Regardless of whether this is figurative or literal—whether it is a dream (as Gregor wonders when he wakes up) or an actual event, Gregor is unable to go to work. Though he would willingly try to do so, as he has for so long, he simply cannot maneuver and his condition rapidly deteriorates. It is soon apparent that whatever the case, his value to his family rests firmly on his ability to provide a paycheck, and except for his mother, who eventually also turns away, sadly he is worthless to them from this point on.
A novella has generally fewer conflicts than novels, yet more complicated ones than short stories.
Near the beginning of The Metamorphosis, the book's protagonist, Gregor Samsa, reveals how he became a traveling salesman.
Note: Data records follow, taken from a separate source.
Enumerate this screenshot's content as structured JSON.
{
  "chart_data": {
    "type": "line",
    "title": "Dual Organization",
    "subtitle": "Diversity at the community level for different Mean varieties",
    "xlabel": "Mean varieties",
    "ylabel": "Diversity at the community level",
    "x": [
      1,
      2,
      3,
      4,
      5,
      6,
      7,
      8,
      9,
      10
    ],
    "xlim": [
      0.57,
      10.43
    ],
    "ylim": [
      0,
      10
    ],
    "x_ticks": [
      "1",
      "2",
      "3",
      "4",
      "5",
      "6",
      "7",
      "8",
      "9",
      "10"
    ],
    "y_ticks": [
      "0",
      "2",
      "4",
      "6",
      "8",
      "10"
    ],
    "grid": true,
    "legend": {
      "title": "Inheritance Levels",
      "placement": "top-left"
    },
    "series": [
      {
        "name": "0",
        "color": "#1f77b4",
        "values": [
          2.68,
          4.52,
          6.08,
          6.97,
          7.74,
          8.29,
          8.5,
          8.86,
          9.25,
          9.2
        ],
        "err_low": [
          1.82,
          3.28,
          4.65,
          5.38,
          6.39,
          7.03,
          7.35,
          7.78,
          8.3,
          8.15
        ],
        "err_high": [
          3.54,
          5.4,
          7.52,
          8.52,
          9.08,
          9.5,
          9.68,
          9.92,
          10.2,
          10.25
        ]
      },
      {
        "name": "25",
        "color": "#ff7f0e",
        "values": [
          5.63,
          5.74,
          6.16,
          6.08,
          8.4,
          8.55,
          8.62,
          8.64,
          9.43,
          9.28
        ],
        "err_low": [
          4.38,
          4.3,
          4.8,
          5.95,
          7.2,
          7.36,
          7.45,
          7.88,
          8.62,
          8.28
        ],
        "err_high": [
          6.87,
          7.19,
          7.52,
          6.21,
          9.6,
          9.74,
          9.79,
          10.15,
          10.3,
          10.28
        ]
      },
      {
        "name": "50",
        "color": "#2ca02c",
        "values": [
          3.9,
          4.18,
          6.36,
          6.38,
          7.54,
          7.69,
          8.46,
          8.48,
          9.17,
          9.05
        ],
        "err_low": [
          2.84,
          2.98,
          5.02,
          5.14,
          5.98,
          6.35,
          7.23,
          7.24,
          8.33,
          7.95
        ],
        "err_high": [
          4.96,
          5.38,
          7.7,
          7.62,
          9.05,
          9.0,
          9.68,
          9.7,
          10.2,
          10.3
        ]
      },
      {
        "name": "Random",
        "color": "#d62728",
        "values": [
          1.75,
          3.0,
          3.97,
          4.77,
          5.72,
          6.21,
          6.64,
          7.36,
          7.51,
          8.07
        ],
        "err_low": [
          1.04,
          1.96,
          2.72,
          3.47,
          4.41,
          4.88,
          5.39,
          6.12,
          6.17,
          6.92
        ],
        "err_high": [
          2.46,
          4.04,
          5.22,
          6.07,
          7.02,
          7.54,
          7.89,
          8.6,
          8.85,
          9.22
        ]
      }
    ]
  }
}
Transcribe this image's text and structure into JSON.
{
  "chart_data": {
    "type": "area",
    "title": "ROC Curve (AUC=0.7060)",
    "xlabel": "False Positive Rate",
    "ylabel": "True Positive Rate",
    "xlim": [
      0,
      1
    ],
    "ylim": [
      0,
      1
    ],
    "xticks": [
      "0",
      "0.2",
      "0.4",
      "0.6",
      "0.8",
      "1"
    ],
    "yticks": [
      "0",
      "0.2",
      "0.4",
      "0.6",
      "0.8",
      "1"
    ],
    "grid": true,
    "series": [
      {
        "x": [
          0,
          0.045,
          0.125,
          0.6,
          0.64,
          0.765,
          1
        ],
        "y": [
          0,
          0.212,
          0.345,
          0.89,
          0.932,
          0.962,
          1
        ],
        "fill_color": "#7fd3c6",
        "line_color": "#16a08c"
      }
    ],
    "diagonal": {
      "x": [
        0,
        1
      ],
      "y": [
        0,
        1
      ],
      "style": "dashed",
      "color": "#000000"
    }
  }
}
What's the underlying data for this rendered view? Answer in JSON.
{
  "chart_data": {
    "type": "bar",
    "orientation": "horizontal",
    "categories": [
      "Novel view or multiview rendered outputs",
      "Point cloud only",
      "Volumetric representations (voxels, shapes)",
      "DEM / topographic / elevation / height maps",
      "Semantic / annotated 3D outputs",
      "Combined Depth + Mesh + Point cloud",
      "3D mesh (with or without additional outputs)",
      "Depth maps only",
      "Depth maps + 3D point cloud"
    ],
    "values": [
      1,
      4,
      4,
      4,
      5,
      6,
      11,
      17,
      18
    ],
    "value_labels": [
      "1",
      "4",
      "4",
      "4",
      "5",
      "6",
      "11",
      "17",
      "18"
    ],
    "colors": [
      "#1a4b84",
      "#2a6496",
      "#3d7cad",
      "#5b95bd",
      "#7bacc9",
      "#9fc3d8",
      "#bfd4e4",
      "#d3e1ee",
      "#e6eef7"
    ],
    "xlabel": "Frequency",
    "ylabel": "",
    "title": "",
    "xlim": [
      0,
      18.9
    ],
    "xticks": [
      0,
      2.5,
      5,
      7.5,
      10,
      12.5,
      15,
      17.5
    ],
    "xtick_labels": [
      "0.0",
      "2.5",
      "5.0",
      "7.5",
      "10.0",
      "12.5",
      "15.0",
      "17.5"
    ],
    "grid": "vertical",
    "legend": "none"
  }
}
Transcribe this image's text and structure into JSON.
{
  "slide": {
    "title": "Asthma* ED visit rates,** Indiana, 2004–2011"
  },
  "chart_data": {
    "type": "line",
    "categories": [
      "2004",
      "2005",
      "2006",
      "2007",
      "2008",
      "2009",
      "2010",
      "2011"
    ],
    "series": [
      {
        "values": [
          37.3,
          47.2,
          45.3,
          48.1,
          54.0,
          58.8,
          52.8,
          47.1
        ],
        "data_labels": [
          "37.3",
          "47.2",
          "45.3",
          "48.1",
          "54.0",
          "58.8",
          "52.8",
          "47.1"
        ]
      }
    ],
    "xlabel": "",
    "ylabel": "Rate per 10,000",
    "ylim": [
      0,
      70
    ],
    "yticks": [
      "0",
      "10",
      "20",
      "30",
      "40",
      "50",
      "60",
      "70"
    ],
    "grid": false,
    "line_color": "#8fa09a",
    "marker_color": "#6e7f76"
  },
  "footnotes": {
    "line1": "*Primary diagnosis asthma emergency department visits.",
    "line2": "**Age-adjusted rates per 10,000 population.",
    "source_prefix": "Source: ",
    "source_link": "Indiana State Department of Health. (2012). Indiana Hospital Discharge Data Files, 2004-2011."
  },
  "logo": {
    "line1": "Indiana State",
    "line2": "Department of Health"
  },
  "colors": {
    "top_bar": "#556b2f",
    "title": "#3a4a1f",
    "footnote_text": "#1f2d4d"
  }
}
His parents had fallen into debt to the owner of the sales firm, and Gregor took a job with the company in order to pay off his parents' debt. Gregor estimates that it will take him another five or six years to finish paying off the debt.
Gregor says to himself that when he finishes paying the debt, he will leave his job: "I'll cut all ties and move on."
It is interesting that Gregor refers to his job as something that "ties" him down and prevents him from moving. Compare this to his unsuccessful attempts--just after being transformed into a beetle--to move his body:
No matter how hard he threw himself onto his right side, he always rolled again into a prone position. He tried it a full hundred times, closing his eyes because he had to avoid seeing the wriggling legs, and gave up trying when he began to feel a slight, dull pain in his side that he had hitherto not felt.
Gregor's metaphorical condition of being tied down has become literal and physical.